SHEDDING LIGHT ON ROSSELLINI-SONALI DASGUPTA AFFAIR

Sixty years ago this month, an affair between the great Italian film director, Roberto Rossellini, then married to Ingrid Bergman, and a young Bengali woman, Sonali Dasgupta, wife of the filmmaker Harisadhan Dasgupta, made headlines in the yellow press in India and in Britain and America. The coverage was a potpourri of innuendo, xenophobia, envy and outright fabrication.

One individual who witnessed the scandal from its genesis to its denouement – a young Frenchman called Jean Herman, later renowned as a prolific and much acclaimed novelist, filmmaker and screen-play writer under the name Jean Vautrin -passed away at his home in village near Bordeaux in south-west France on Tuesday.

I was privileged to get his account of what had transpired during those turbulent months in the course of an extended conversation in a cafe located right across the Montparnasse railway station – a conversation that subsequently figured in my book on Rossellini’s passage to India. The film director, hailed for his ‘neo-realist’ films made in Italy in the wake of the
%Second World War, had arrived in Mumbai in December 1956 at the invitation of Jawaharlal Nehru to produce a series of documentaries as well as a feature-length film in four episodes that would showcase the country a decade after it won its independence from British rule.
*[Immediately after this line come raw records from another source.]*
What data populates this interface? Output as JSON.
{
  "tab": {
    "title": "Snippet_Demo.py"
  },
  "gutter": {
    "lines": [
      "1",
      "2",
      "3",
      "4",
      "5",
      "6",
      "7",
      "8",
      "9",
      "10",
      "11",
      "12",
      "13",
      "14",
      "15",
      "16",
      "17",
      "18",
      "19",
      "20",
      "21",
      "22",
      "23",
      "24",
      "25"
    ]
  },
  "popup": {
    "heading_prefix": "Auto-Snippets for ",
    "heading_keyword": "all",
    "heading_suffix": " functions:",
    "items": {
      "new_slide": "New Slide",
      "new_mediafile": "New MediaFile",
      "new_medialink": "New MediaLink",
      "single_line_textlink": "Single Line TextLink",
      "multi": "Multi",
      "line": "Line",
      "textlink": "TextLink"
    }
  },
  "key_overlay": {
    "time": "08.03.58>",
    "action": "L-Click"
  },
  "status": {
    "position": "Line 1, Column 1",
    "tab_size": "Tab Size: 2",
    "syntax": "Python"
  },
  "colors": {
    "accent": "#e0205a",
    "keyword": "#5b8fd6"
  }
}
Rossellini has first asked Francois Truffaut, then an enfant terrible among French film critics who went on to become one of the leading lights of the French New Wave Cinema, to work as his assistant in India. But Truffaut had other fish to fry. He therefore suggested the name of his friend Jean Herman, a dropout from the French Institute of Higher Cinematographic Institute and a lecturer in French literature at the Wilson College in Mumbai, as his replacement.

Herman had married a fellow student at the Institute, Lila, an Indian, done the French sub-titles of Satyajit Ray’s Pather Panchali and published articles on cinema in the Illustrated Weekly of India. This periodical, then a highly-valued brand of the Times of India Group, also carried the photographs he had shot during his travels across India.

No sooner had Rossellini offered him the post of assistant director than he resigned from his lecturer’s job to follow, as he told me, in the foot-steps of the new Messiah. The two walked the streets in Mumbai from dawn to dusk.